When her mother, Gianna, asked her what was wrong, Andrea wouldn’t answer. Then, on January 12, 2005, after experiencing a “flashback,” she told her mother that Bill Cosby had sexually assaulted her. Cosby had been attracted to Andrea the first time he saw her, at a Temple basketball game. “Before he acted upon that interest, he needed to develop a friendship with her,” according to a police affidavit. He courted her with his stardom, power, and influence, inviting her to dinners with academics and entertainment-industry professionals, and offering her fatherly advice about her life and career plans. She had no romantic interest in the television star, 36 years her senior, and she has said she twice rebuffed what she called his embarrassing sexual advances, once when he unbuttoned her pants and began touching her.

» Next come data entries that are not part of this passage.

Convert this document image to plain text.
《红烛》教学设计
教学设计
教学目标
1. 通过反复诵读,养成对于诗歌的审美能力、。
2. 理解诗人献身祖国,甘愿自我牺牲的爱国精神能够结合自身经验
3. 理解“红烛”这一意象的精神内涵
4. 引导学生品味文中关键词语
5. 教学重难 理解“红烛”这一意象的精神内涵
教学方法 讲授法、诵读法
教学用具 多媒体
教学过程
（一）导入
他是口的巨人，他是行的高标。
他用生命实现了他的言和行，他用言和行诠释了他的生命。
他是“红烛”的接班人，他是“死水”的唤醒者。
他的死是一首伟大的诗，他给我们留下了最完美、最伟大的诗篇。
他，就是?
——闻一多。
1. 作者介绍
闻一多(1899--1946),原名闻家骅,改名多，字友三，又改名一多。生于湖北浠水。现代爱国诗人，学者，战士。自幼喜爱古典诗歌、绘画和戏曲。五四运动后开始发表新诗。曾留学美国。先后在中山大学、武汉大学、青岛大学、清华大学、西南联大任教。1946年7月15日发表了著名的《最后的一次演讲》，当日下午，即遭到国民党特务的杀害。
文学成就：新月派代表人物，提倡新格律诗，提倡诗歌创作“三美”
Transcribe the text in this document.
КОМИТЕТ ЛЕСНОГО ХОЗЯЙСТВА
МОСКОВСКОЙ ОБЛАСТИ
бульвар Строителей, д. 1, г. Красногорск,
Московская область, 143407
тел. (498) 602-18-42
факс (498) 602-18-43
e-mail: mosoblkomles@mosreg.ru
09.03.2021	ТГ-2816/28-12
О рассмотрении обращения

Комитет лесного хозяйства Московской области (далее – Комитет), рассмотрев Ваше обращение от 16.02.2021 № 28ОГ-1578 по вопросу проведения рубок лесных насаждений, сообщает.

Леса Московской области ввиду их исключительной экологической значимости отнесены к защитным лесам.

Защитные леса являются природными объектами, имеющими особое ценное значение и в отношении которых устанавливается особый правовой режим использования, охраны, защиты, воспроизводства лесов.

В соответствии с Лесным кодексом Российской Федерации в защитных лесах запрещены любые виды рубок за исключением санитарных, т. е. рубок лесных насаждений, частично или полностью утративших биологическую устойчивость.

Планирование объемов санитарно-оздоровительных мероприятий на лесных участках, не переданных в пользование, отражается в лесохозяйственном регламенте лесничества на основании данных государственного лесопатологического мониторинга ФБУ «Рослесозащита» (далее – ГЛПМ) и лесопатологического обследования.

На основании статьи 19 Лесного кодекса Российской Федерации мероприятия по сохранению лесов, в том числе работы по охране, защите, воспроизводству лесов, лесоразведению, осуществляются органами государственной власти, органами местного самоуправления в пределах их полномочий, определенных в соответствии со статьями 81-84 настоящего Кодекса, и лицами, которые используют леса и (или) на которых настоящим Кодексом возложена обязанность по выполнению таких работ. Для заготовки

Still, she trusted him, so when he called in January 2004, offering to discuss her life and career and telling her that they would be alone and to “dress in comfortable clothing,” she accepted.
Arriving at 8:45 P.M. at his sprawling home on five lush acres in Elkins Park, Pennsylvania, one of his three residences (the other two are in rural Massachusetts and Los Angeles), “she came in through the kitchen door,” Cosby would later say. She told him that she was considering changing jobs, leaving her demanding position at Temple, and that making the decision had drained her. After pouring her a glass of wine, she said, Cosby went upstairs and returned with what he called “three friends,” three blue pills which, he said, “will make you feel good. The blue things will take the edge off.”
Constand asked if they were herbal.
“Yes,” said Cosby, according to her account. “Down them. Put them down. Put them in your mouth.”
She did. He urged her to taste the wine, but she protested that she hadn’t eaten all day. “Just taste the wine,” he pressed.
So she did. They continued to talk, but after 20 or 30 minutes her vision blurred, and she found it difficult to speak.
“I can’t even talk, Mr. Cosby,” she told him.
Her legs were “rubbery and like jelly.” She had lost any sense of place and time, was “in and out” of awareness, “frozen” and “paralyzed.” “Everything was blurry and dizzy,” she told the police. “I couldn’t keep my eyes open.”
Cosby said he was going to lay her down on the couch. “I’m going to let you relax,” he said, leading her to the couch. Suddenly, she felt him behind her. “I was aware that his hands were on my breasts,” she said. “His hands were in my pants and his fingers in my vagina . . . . I also remember him taking my right hand and placing my hand on his penis . . . . I was unable to move my body. I was pretty much frozen.”
Seal does a pretty good job here exploring the case, the history, the stories of the women who came forward, and the difficulty in proving assault in a courtroom. I can understand people being uncomfortable reading it, but it's something that I believe you should do.